The following is a timeline of key moments in Jobs' career that also marked historic moments in the development of modern technology:
1974 - Jobs and Steve Wozniak collaborate on the development of the landmark video game Breakout at Atari. 'If he had never done anything else in life, I would've said, 'You are the greatest genius of the past 100 years,'' columnist James Altucher said on AOL Money.
1976 - Jobs and Wozniak found Apple in a Silicon Valley garage to build and sell a computer designed by Wozniak. Within a few months, Jobs sells 50 units to a local electronics store, and Apple is on its way to selling one of the first popular computers.
1984 - After visiting the famed research and co-development company Xerox PARC, where he saw prototypes of a graphical user interface that used a mouse and a point-and-click system, Jobs refines the concept for use in the Macintosh - the first computer to dispense with the command line interface.
1985 - Jobs is fired from Apple after a boardroom power struggle. He later calls it 'the best thing that could have ever happened to me' as he goes on to found NeXT Inc, a computer company that would later form the basis of Apple's modern operating systems.
1986 - Jobs buys the graphics division of Lucasfilm Ltd to develop computer animation techniques. He renames it Pixar, and it produces the first computer animated feature film, Toy Story, in 1995.
1996 - Jobs returns to an ailing Apple, which is close to bankruptcy. He outlines a strategy based on the development of products for an integrated digital lifestyle in which media, communications and data would be accessible over networked devices.
1998 - Apple introduces the iMac, an influential all-in-one computer.
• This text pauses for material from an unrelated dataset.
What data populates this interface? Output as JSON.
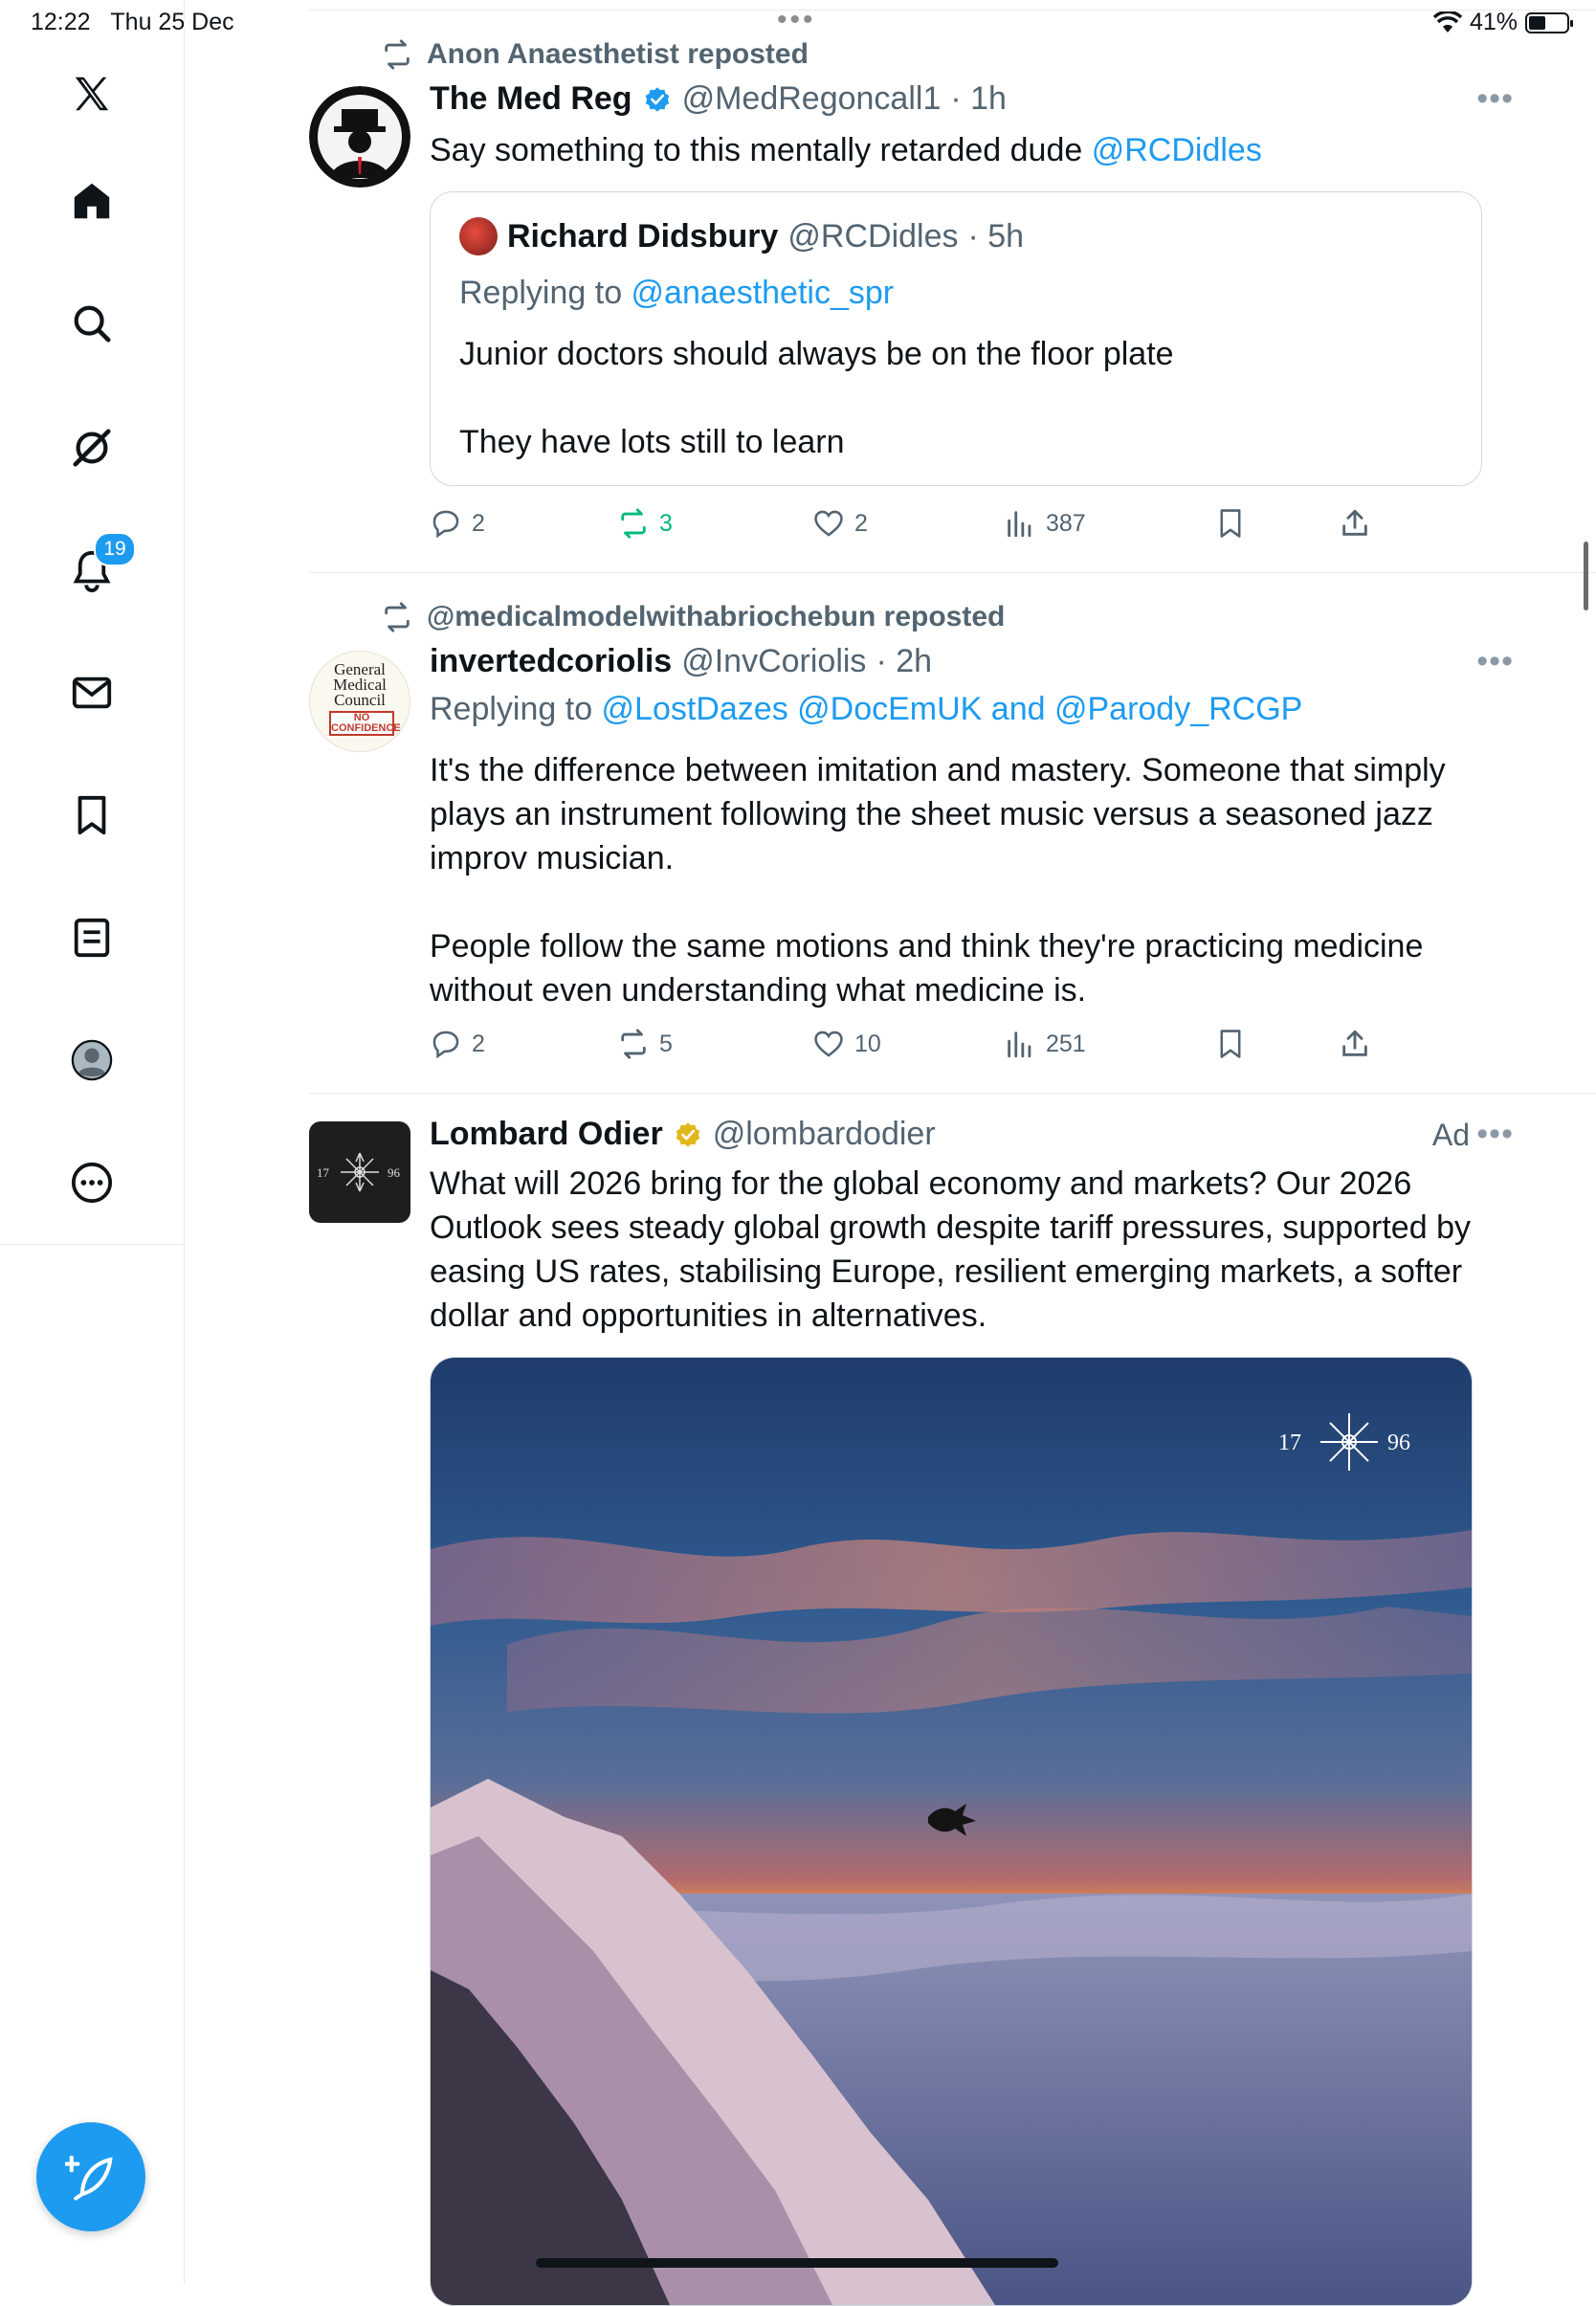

2001 - Apple introduces the iPod portable media player, which is closely integrated with iTunes software. iTunes quickly comes to dominate the online music market, and the iPod sounds a death knell for CDs, thanks to its intuitive controls. Within seven years, Apple had sold more than 10 billion songs through the iTunes store.
2007 - Apple introduces the iPhone, the first mass-market portable device to use touch-screen controls and gestures. It revolutionizes the smart phone industry and makes billions of dollars in profits for the company, which has sold more than 130 million units around the world. It is expected to sell 84 million units this year and as many as 120 million units in 2012.
2010 - Apple announces the iPad, a tablet computer that uses the same touch-screen controls as the iPhone and becomes an overnight success as it redefines the personal computer market. Apple sells 500,000 iPads in its first week and is expected to sell 30 million this year.